Different cities face different challenges and policy should reflect this.
Last week I attended the launch of the Farrell Review, commissioned last year by Ed Vaizey MP, Culture, Communications and Creative Industries Minister at DCMS.
Centre for Cities wants more homes and better city centres for people and businesses to live in and thrive, but we leave the aesthetics of the built environment in UK cities up to the experts. But on this occasion it would seem the urban economists and architects are calling for a something similar: a greater understanding of place.
Sir Terry Farrell and his panel of esteemed architects, thinkers and proponents of good design have put together a report that seeks to provide a new understanding of the built environment: bringing together planning, landscape, architecture, conservation and engineering, which elegantly come together to form the acronym ‘PLACE’.
The report contains a number of recommendations dealing with architects’ education and training, design quality and cultural heritage. But probably the most interesting for us was the focus on the economic benefits and policy challenges for the built environment. And a couple of broader themes in particular stood out: the need for a greater consideration of place in policymaking and more connectedness between government departments, institutions and agencies.

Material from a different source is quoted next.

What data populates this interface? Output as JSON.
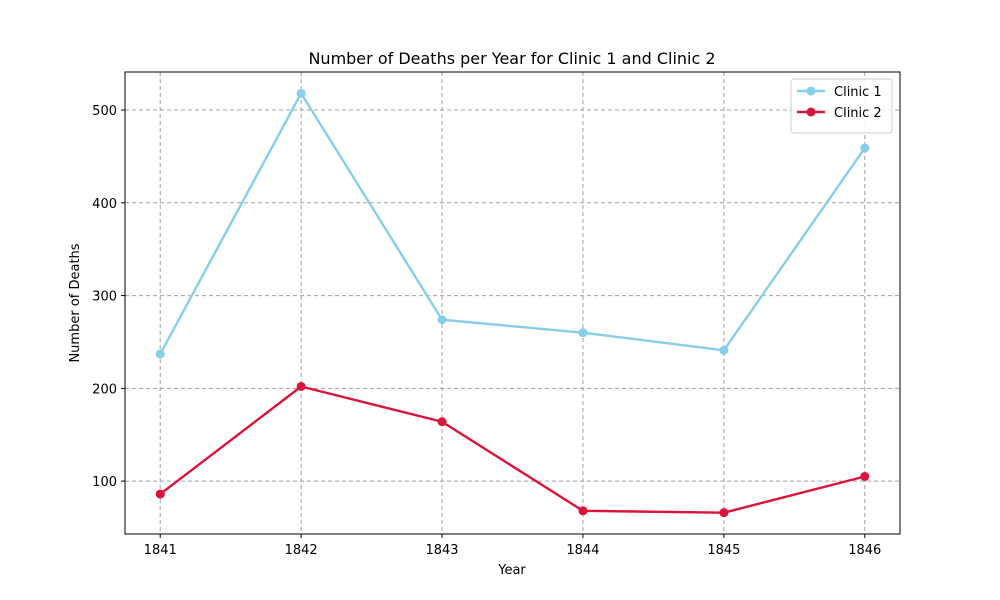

We continue to beat the drum that uniform, national policies often fail in meeting their objectives as they are not adapted to varied and distinct local needs. Nowhere is this clearer than in the built environment of our different cities.
Housing most often enters the debate as a cost of living issue, but we also need to think of the crisis as a quality of living issue. People living in Oxford, Cambridge, York, and of course London, are facing rising housing costs and the supply of new homes is not keeping up with demand. But in cities such as Burnley, Blackpool and Bolton, the number of empty homes is discouraging new residents and blighting local areas.

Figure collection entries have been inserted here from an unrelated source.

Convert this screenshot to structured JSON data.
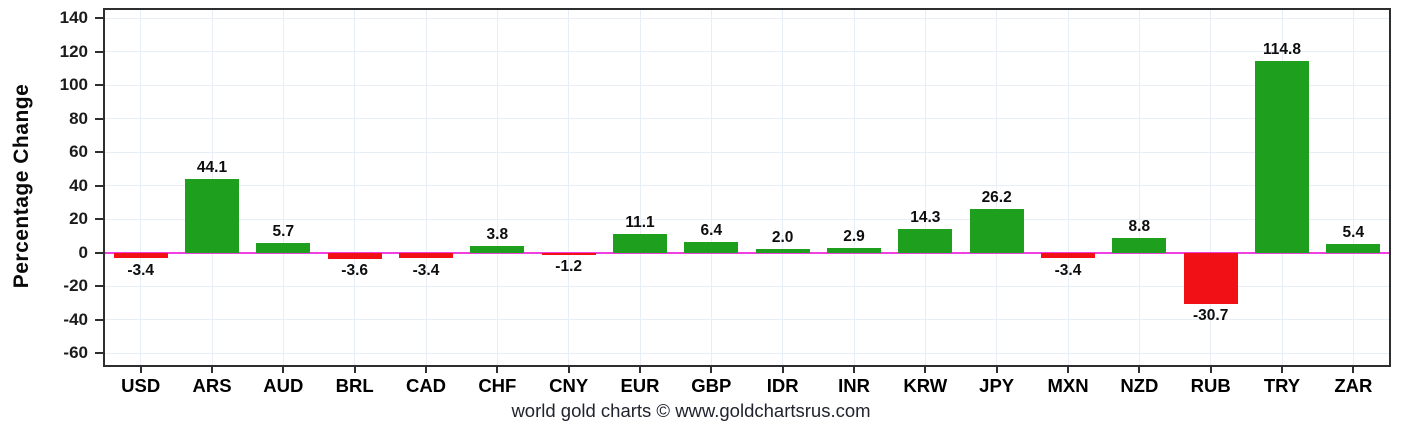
{
  "chart_data": {
    "type": "bar",
    "title": "",
    "xlabel": "",
    "ylabel": "Percentage Change",
    "categories": [
      "USD",
      "ARS",
      "AUD",
      "BRL",
      "CAD",
      "CHF",
      "CNY",
      "EUR",
      "GBP",
      "IDR",
      "INR",
      "KRW",
      "JPY",
      "MXN",
      "NZD",
      "RUB",
      "TRY",
      "ZAR"
    ],
    "values": [
      -3.4,
      44.1,
      5.7,
      -3.6,
      -3.4,
      3.8,
      -1.2,
      11.1,
      6.4,
      2.0,
      2.9,
      14.3,
      26.2,
      -3.4,
      8.8,
      -30.7,
      114.8,
      5.4
    ],
    "value_labels": [
      "-3.4",
      "44.1",
      "5.7",
      "-3.6",
      "-3.4",
      "3.8",
      "-1.2",
      "11.1",
      "6.4",
      "2.0",
      "2.9",
      "14.3",
      "26.2",
      "-3.4",
      "8.8",
      "-30.7",
      "114.8",
      "5.4"
    ],
    "y_ticks": [
      -60,
      -40,
      -20,
      0,
      20,
      40,
      60,
      80,
      100,
      120,
      140
    ],
    "ylim": [
      -67,
      145
    ],
    "grid": true,
    "legend": "none",
    "colors": {
      "positive_bar": "#1EA01E",
      "negative_bar": "#F01015",
      "zero_line": "#F040E0",
      "gridline": "#E7EEF5",
      "axis_border": "#2E2E2E",
      "label_text": "#0E0E0E"
    },
    "caption": "world gold charts © www.goldchartsrus.com"
  }
}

Put simply, different places face different challenges and policy should reflect this. So it was especially welcome that Sir Terry highlighted VAT relief on renovations as an urgent and important ask from central government.
A slide pulled up on the projector showed a jumble of lines and boxes with no clear pattern. This was an illustration of departmental responsibilities for the built environment across time. Which just goes to show the difficulties in assigning responsibilities at national scale for bringing together the various strands that make places and cities a success: from transport, infrastructure, housing to culture, education and more.
Cities across the country face a mounting challenge to deliver basic public services but also drive growth in their economy as core public funding dwindles. The built environment is one important aspect of this and we welcome the Farrell Review’s recognition that departmental silos and a lack of understanding of place in policy are a key part of the challenge.